Presenteeism ( n. The feeling that one must show up for work even if one is too sick, stressed, or distracted to be productive; the feeling that one needs to work extra hours even if one has no extra work to do.
presentee n.

cf. {absenteeism}

"Presenteeism", a neologism that dates from the mid 1990s, describes a phenomenon that has been on the rise in recent years. It is motivated by two basic concerns: the fear of losing one's job in an era where there have been relaxations in employment protection laws, and the potential loss of income, as more companies reduce employee benefits, particularly pertaining to sick leave.

Almost half of all American workers don't have paid sick leave. Those who do are most likely to work for the federal, state or local government or are union members. Even when people have sick leave, most employers don't have provisions that allow people to take time off to care for ailing children or other family members. For many people, it's a matter of choosing between one's own health or that of dependent family members and one's job. For many others, it's choosing between one's health or paying their bills that month.

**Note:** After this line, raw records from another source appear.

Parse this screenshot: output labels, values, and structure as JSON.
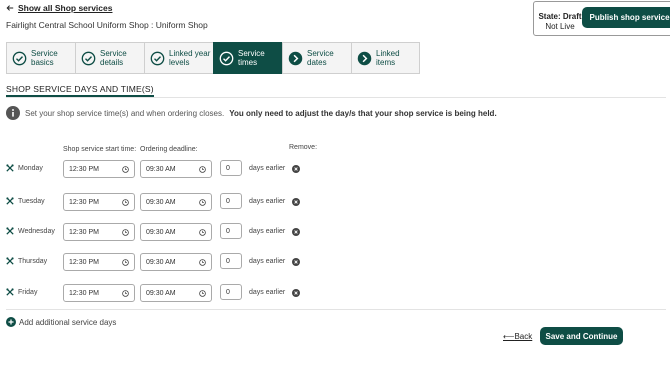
{
  "nav": {
    "back_label": "Show all Shop services"
  },
  "shop": {
    "title": "Fairlight Central School Uniform Shop : Uniform Shop"
  },
  "status": {
    "label": "State: Draft",
    "sub": "Not Live",
    "publish_label": "Publish shop service"
  },
  "steps": [
    {
      "label": "Service basics",
      "state": "done"
    },
    {
      "label": "Service details",
      "state": "done"
    },
    {
      "label": "Linked year levels",
      "state": "done"
    },
    {
      "label": "Service times",
      "state": "active"
    },
    {
      "label": "Service dates",
      "state": "future"
    },
    {
      "label": "Linked items",
      "state": "future"
    }
  ],
  "section": {
    "heading": "SHOP SERVICE DAYS AND TIME(S)",
    "info_text": "Set your shop service time(s) and when ordering closes.",
    "info_bold": "You only need to adjust the day/s that your shop service is being held."
  },
  "columns": {
    "start": "Shop service start time:",
    "deadline": "Ordering deadline:",
    "remove": "Remove:"
  },
  "rows": [
    {
      "day": "Monday",
      "start": "12:30 PM",
      "deadline": "09:30 AM",
      "days": "0",
      "days_label": "days earlier"
    },
    {
      "day": "Tuesday",
      "start": "12:30 PM",
      "deadline": "09:30 AM",
      "days": "0",
      "days_label": "days earlier"
    },
    {
      "day": "Wednesday",
      "start": "12:30 PM",
      "deadline": "09:30 AM",
      "days": "0",
      "days_label": "days earlier"
    },
    {
      "day": "Thursday",
      "start": "12:30 PM",
      "deadline": "09:30 AM",
      "days": "0",
      "days_label": "days earlier"
    },
    {
      "day": "Friday",
      "start": "12:30 PM",
      "deadline": "09:30 AM",
      "days": "0",
      "days_label": "days earlier"
    }
  ],
  "actions": {
    "add_days": "Add additional service days",
    "back": "Back",
    "save": "Save and Continue"
  },
  "colors": {
    "brand": "#0e4d45",
    "step_bg": "#f4f4f4"
  }
}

So, many American workers bite the bullet and make the miserable "choice" of dragging themselves to work, even though they are unable to perform at 100% capacity and are also frequently contagious to others.

But according to a Cornell University study, presenteeism costs employers about $255 per employee per year, for a total of $180 billion. A sick employee who comes to work, anyway, may only function at a fraction of their normal productivity level, but they employer pays the same expenditure in wages, social contributions and taxes as an employee operating at 100%. They may also be more prone to mistakes, and in the case of contagious diseases, they will likely pass it along to coworkers, causing a more widespread decline in work efficiency.

I think that it's a disgrace that, for many Americans, adequate health benefits and sick leave are a luxury. But at present, no laws require private employers to provide paid sick leave, except for a local San Francisco ordinance.

In 2005, Democrats in the Senate and the House introduced the Healthy Families Act, which unfortunately ended up languishing in committee. The legislation was reintroduced last week and, if passed, would require employers with more than 15 workers to provide seven days of paid sick leave. It's a far cry from the 18 paid sick days per year I enjoyed while on the police force, but it's a very good start for millions of Americans who presently are not allotted even a single day.